Il repousse mon CV, l’air déçu. Dans son regard, je devine immédiatement que l’entretien va bientôt prendre fin. Je tourne la tête vers la baie vitrée. La vue sur la mer de cet étage est magnifique. Je parie qu’il n’en profite même pas. 


- Pour faire évoluer ma carrière, je réponds après un instant de réflexion.

- Je comprends. Mais … Je suis vraiment désolée. C’est une très bonne amie et nous entretenons de bonnes relations d’affaires. Je ne peux pas vous prendre sans faire de remous avec elle. 
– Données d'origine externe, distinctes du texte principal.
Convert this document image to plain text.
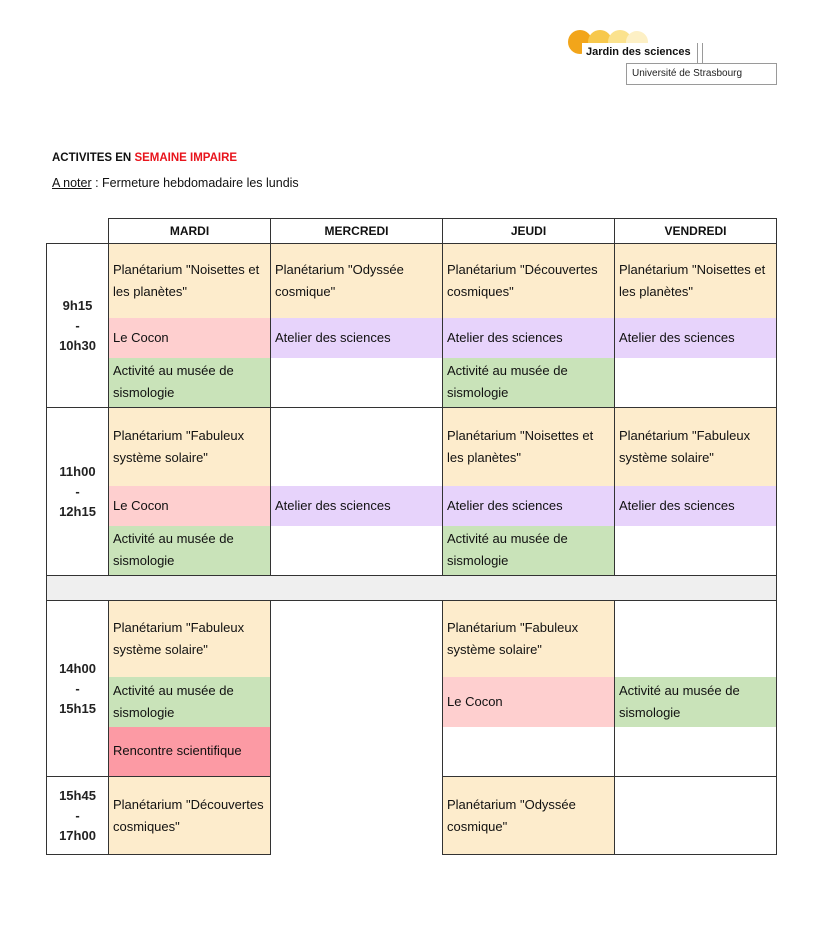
Jardin des sciences
Université de Strasbourg
ACTIVITES EN SEMAINE IMPAIRE
A noter : Fermeture hebdomadaire les lundis
	MARDI	MERCREDI	JEUDI	VENDREDI

9h15
-
10h30	Planétarium "Noisettes et les planètes"	Planétarium "Odyssée cosmique"	Planétarium "Découvertes cosmiques"	Planétarium "Noisettes et les planètes"
	Le Cocon	Atelier des sciences	Atelier des sciences	Atelier des sciences
	Activité au musée de sismologie		Activité au musée de sismologie	

11h00
-
12h15	Planétarium "Fabuleux système solaire"		Planétarium "Noisettes et les planètes"	Planétarium "Fabuleux système solaire"
	Le Cocon	Atelier des sciences	Atelier des sciences	Atelier des sciences
	Activité au musée de sismologie		Activité au musée de sismologie	

14h00
-
15h15	Planétarium "Fabuleux système solaire"		Planétarium "Fabuleux système solaire"	
	Activité au musée de sismologie		Le Cocon	Activité au musée de sismologie
	Rencontre scientifique			

15h45
-
17h00	Planétarium "Découvertes cosmiques"		Planétarium "Odyssée cosmique"	
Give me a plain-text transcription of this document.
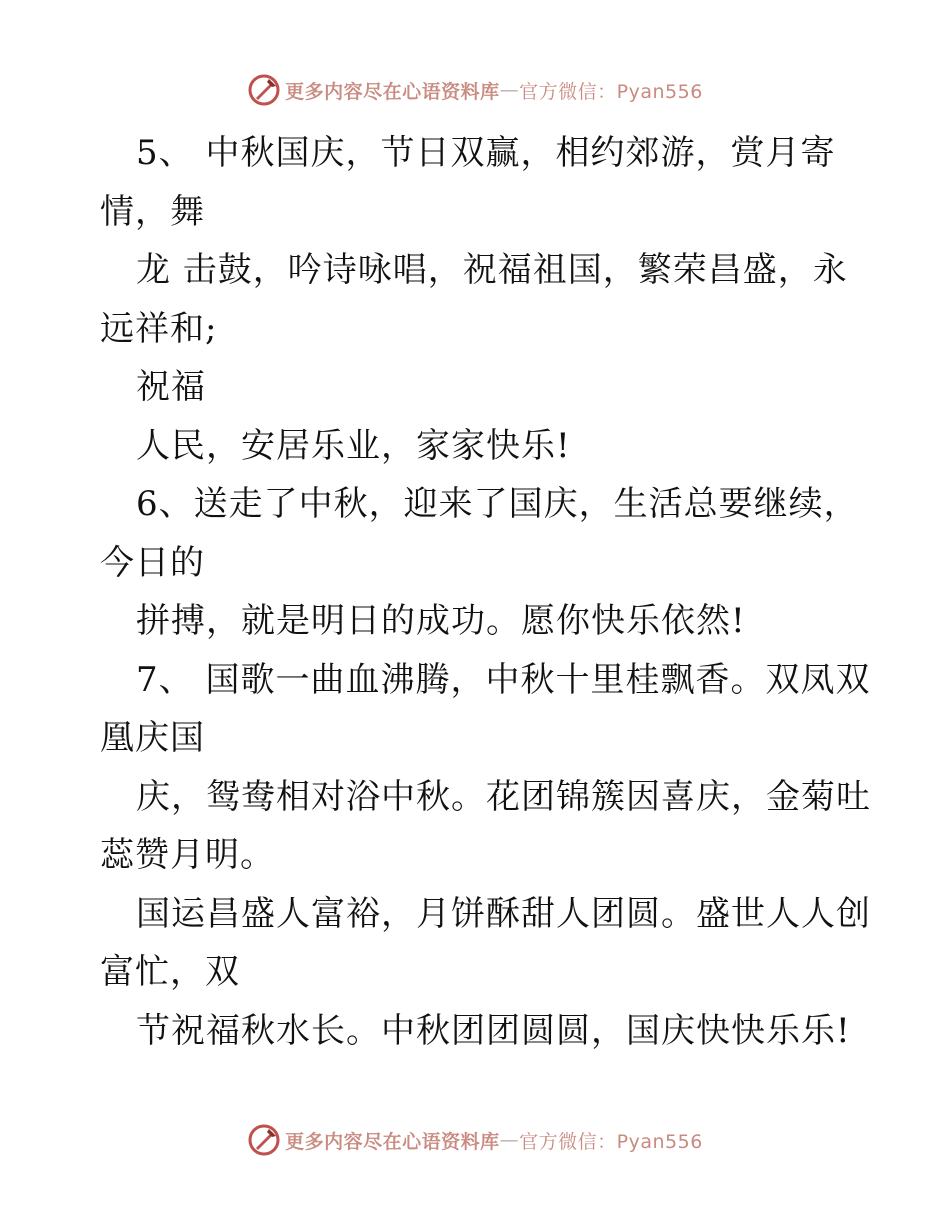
更多内容尽在心语资料库 — 官方微信：Pyan556
5、 中秋国庆，节日双赢，相约郊游，赏月寄
情，舞
龙 击鼓，吟诗咏唱，祝福祖国，繁荣昌盛，永
远祥和;
祝福
人民，安居乐业，家家快乐!
6、送走了中秋，迎来了国庆，生活总要继续，
今日的
拼搏，就是明日的成功。愿你快乐依然!
7、 国歌一曲血沸腾，中秋十里桂飘香。双凤双
凰庆国
庆，鸳鸯相对浴中秋。花团锦簇因喜庆，金菊吐
蕊赞月明。
国运昌盛人富裕，月饼酥甜人团圆。盛世人人创
富忙，双
节祝福秋水长。中秋团团圆圆，国庆快快乐乐!
更多内容尽在心语资料库 — 官方微信：Pyan556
Mes doigts se serrent sur mon sac. 


- Je comprends. 

- Je suis vraiment désolé. 


Je me lève. Ça ne sert à rien d’insister. Je quitte les lieux le cœur lourd. Il faut retourner au bureau. Dans le taxi, j’envoie un message à Eyram. Je lui demande comment va son mari Gong Yoo, s’il a de nouveaux films à l’affiche. J’ai besoin de réconfort en ce moment. J’ai besoin de rire avec elle, à défaut de pleurer toute seule. 


Nous sommes en saison des pluies. Par conséquent, lorsque le soleil se lève, il prend une sérieuse revanche et fait disparaitre la moindre trace d’eau sur toute surface. Ses rayons blessent les yeux et brule la peau. Il fait une chaleur moite dans le taxi. J’y suis serrée avec un monsieur qui semble transpirer par tous les pores de sa peau. Pourvu qu’il ne me colle pas son odeur rance de sueur séchée. Lorsque nous arrivons aux affaires étrangères, de jeunes hommes postés près de la route nous proposent d’acheter des bonbons ou des boissons rafraichissantes. Ils traversent les rues sans crier gare, slaloment entre les voitures au gré du clignotement des feux tricolores. J’ai toujours été subjuguée par la volonté de s’en sortir de ceux qui ne se cachent ni derrière un bureau, ni derrière des diplômes pour nourrir leur famille. Je fais signe à l’un, qui me fait un grand sourire en me présentant son plateau de friandises. Le feu change de couleur et le taxi commence à avancer. Il doit courir pour me rendre la monnaie du billet de 500 francs que je lui ai tendu. 


Arrivée au bureau, je sens que l’atmosphère est tendue. La patronne est revenue et mes collègues lui ont dit que j’étais sortie acheter à manger. Comme je m’absente rarement, je suppose que ça devrait faire l’affaire. Je me lève et commence à classer les courriers arrivés et à les ranger dans les dossiers ouverts à cet effet. Le téléphone fixe sonne. Je sursaute et manque laisser tomber mon agrafeuse. Je décroche. Je suis convoquée dans le bureau de la patronne. 


Une fois devant elle, elle ne me demande pas de m’assoir. Elle ne me demande pas de fermer la porte. Ça veut dire que je vais me prendre un savon qu’elle veut que tout le monde entende. Elle me fixe rouge de colère. 


- Tu as le meilleur salaire de cette boite malgré ton statut de secrétaire.


C’est la première fois qu’elle me renvoie mon statut de secrétaire à la gueule. Mais je m’en fiche. Un de mes dramas préférés étaient : what’s wrong with secretary Kim ? J’ai adoré. Et c’était l’histoire d’une secrétaire particulièrement douée. 


- Tu pensais vraiment pouvoir me faire ce coup là sans que je ne le sache ? Quelle image donnes-tu de moi en allant quémander du travail ailleurs ? Comme si ce n’était pas une chance pour toi d’être ici. Tu sais combien de fois c’est dur de trouver du travail en ce moment à Libreville ? 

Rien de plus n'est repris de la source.